Fortunately Lake Zurich’s Keller, a lot went right in the crucial moments after an often fatal ventricular fibrillation caused his cardiac arrest.

There was Joe Boshold, the alert parent who raced from the stands to start chest compressions. There also was Kelly Wika, the Schaumburg High School athletic trainer stationed nearby.

And, perhaps most importantly, there was the quickly accessible automatic external defibrillator.

With it located just steps away at the adjacent varsity girls softball field, Wika grabbed the portable device, ran back and gave the unconscious and pulseless Keller two shocks that stabilized him and bought time until paramedics arrived.

Keller’s doctor told him he was among only 5 percent of patients who survive such an episode. And of those who live, only 20 percent have no debilitating effects afterward.

“The whole thing is kind of miraclelike because 12 days later, my grandson was born,” Keller said. “I couldn’t help but think I almost didn’t meet him.”

According to the Illinois Department of Public Health, schools must house an AED in a building located within 300 feet of an outdoor facility. If there’s no building within that distance, a supervisor must ensure that an AED is available nearby. Schools also must have a trained AED user available during activities.

Most schools have put even more safeguards into place.

Benet Academy in Lisle, for example, has six AEDs, while Metea Valley High School in Aurora has three housed within internal athletic areas and another five portable AEDs for use outdoors.

And though school districts could be in compliance by identifying only trainers and perhaps coaches as AED users, most school districts go far beyond that. Such is the case in Northwest Suburban High School District 214, where about 970 people are trained in using AEDs districtwide. At West Chicago Community High School, the physical education staff conducts annual training for all staff.

“You probably could use one if you haven’t been trained,” Wheaton North girls soccer coach Tim McEvilly said. “(But) the benefit of being trained is recognizing to be calm during those moments, to know ... where are they located so we can get them to the victim as soon as possible.”

The benefits can’t be overstated, said registered nurse Sharon Esterquest, the emergency department clinical educator at Northwest Community Hospital in Arlington Heights.

Esterquest said the survival rate for a person in cardiac arrest falls 5 percent for every minute an AED isn’t used. The device also improves the chances of surviving with intact neurological function.

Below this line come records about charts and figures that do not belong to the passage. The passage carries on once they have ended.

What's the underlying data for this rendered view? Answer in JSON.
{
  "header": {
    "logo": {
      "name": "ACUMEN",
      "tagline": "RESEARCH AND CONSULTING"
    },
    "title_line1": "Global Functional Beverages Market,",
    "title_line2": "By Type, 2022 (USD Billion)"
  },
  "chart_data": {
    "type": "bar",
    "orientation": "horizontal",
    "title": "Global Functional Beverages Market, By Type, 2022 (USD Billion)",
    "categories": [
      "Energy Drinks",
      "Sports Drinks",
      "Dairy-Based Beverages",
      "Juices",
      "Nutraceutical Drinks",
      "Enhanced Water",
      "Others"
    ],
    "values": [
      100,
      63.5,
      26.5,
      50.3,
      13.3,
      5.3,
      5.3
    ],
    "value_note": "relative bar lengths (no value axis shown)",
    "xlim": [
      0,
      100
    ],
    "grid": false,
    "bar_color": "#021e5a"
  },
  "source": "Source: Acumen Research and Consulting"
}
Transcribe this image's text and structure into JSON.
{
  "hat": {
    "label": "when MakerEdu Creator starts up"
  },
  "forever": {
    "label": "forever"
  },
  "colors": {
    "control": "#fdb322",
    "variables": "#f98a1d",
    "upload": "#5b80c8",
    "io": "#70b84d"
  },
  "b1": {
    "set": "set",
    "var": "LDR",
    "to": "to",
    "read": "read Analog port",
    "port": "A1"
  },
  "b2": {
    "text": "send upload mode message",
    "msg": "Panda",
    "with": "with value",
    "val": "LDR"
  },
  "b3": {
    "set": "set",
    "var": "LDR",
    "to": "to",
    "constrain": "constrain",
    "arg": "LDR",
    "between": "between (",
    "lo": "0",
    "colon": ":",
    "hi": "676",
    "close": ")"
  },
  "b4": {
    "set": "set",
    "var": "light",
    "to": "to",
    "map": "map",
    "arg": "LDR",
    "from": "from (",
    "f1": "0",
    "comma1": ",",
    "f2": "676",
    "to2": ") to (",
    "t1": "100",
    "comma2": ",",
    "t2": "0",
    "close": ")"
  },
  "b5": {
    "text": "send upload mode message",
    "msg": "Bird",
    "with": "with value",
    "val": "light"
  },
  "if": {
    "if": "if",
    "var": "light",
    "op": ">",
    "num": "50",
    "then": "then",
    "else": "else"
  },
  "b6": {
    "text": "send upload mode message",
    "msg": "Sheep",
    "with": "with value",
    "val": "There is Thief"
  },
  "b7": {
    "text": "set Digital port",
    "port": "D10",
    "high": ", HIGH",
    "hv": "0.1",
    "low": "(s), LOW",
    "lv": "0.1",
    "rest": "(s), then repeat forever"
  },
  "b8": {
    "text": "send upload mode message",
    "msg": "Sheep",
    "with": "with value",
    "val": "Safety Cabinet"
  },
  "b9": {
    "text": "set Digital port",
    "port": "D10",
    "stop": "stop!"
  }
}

And while it’s ideal for someone to be trained in both AED use and CPR, she said AEDs have clear instructions from voice commands to pictures showing where on the body to apply the pads.

“It even tells you when not to touch the patient and exactly when a shock will be delivered,” Esterquest said. “It’s greatly beneficial to have one around.”

The devices can be expensive, however, at $1,500 to $2,000 apiece, the American Heart Association said. That, combined with the cost of having trained personnel on-hand, led to state officials exempting park districts from having to have AEDs at outdoor facilities.

“For us to have an AED on 40 park sites where we have fields and have trained people on site would just be so cost-prohibitive, we probably couldn’t afford to run the actual programs,” Palatine Park District Executive Director Mike Clark said.